Certainly the studio’s looking to create VR spin-offs of upcoming tentpole features like Planet of the Apes and Independence Day — Gagliano said as much — but Stromberg’s own future interests involve more than just VR storytelling and gaming. Instead, he hopes to apply VR to a more therapeutic end.

“Another thing that I’d love to do is to get involved with creating alternative ways to escape from painful situations [like with] burn victims or post-war trauma,” he says. “Those types of things. End of life experiences. So rather than sitting in a bed, [you’re] traveling the world. Those types of things interest me a lot.”

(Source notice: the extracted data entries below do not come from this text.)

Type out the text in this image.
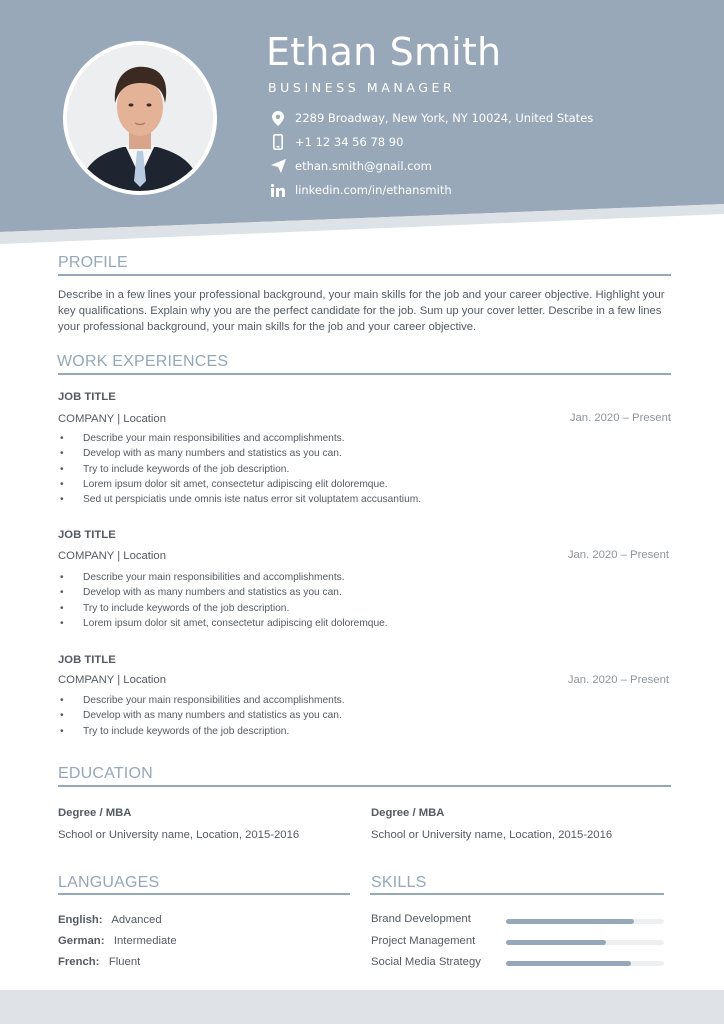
Ethan Smith
BUSINESS MANAGER
2289 Broadway, New York, NY 10024, United States
+1 12 34 56 78 90
ethan.smith@gnail.com
linkedin.com/in/ethansmith
PROFILE
Describe in a few lines your professional background, your main skills for the job and your career objective. Highlight your key qualifications. Explain why you are the perfect candidate for the job. Sum up your cover letter. Describe in a few lines your professional background, your main skills for the job and your career objective.
WORK EXPERIENCES
JOB TITLE
COMPANY | Location	Jan. 2020 – Present
• Describe your main responsibilities and accomplishments.
• Develop with as many numbers and statistics as you can.
• Try to include keywords of the job description.
• Lorem ipsum dolor sit amet, consectetur adipiscing elit doloremque.
• Sed ut perspiciatis unde omnis iste natus error sit voluptatem accusantium.
JOB TITLE
COMPANY | Location	Jan. 2020 – Present
• Describe your main responsibilities and accomplishments.
• Develop with as many numbers and statistics as you can.
• Try to include keywords of the job description.
• Lorem ipsum dolor sit amet, consectetur adipiscing elit doloremque.
JOB TITLE
COMPANY | Location	Jan. 2020 – Present
• Describe your main responsibilities and accomplishments.
• Develop with as many numbers and statistics as you can.
• Try to include keywords of the job description.
EDUCATION
Degree / MBA
School or University name, Location, 2015-2016
Degree / MBA
School or University name, Location, 2015-2016
LANGUAGES
English: Advanced
German: Intermediate
French: Fluent
SKILLS
Brand Development
Project Management
Social Media Strategy
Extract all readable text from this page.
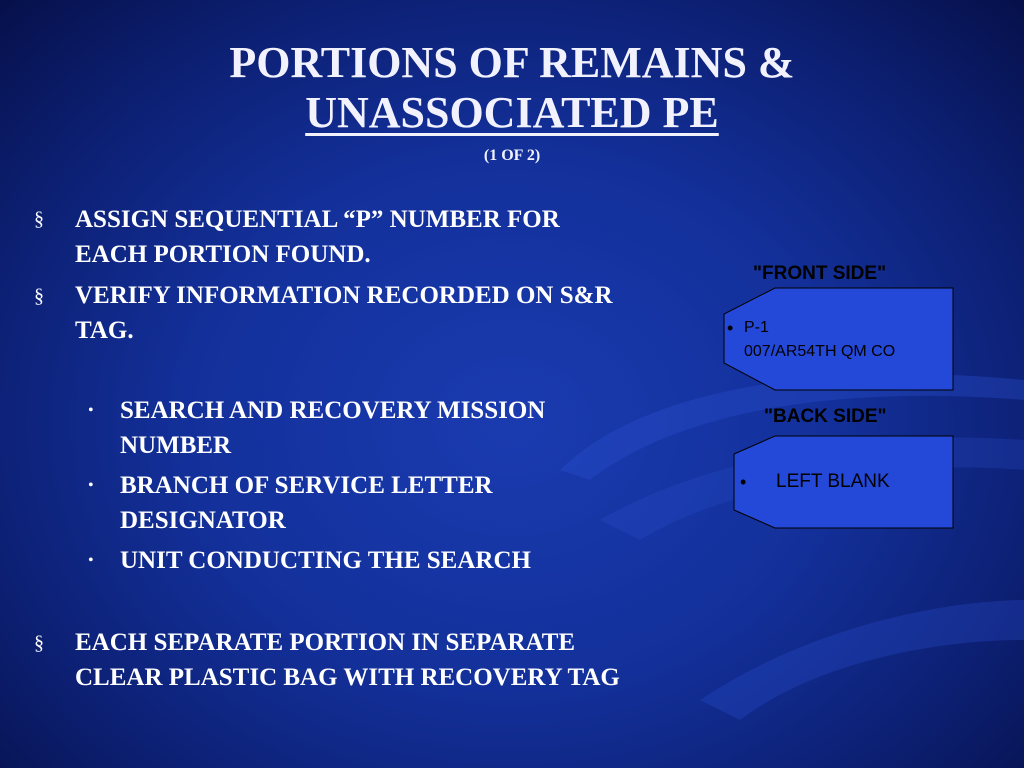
PORTIONS OF REMAINS &
UNASSOCIATED PE
(1 OF 2)
§ ASSIGN SEQUENTIAL “P” NUMBER FOR
EACH PORTION FOUND.
§ VERIFY INFORMATION RECORDED ON S&R
TAG.
• SEARCH AND RECOVERY MISSION
NUMBER
• BRANCH OF SERVICE LETTER
DESIGNATOR
• UNIT CONDUCTING THE SEARCH
§ EACH SEPARATE PORTION IN SEPARATE
CLEAR PLASTIC BAG WITH RECOVERY TAG
"FRONT SIDE"
• P-1
007/AR54TH QM CO
"BACK SIDE"
• LEFT BLANK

As for how the market will take shape in 2016 and beyond, Stromberg doesn’t believe the masses will get their fix from arcades or theaters designed specifically for VR. He envisions a future where diving into VR is as commonplace as a Google search.

“Just look at any house with an Xbox or Wii. It’s going to be that common,” says Stromberg. “Every house will have a [VR] headset. Every house will give a person the option to sort of escape for a minute, or to play a game, or to look up what it’s like to go to this hotel … on vacation or whatever. As we all have laptop computers to find things, there will be a new way to tell for sure if you want to experience something. There’ll be a new way to escape or entertain.”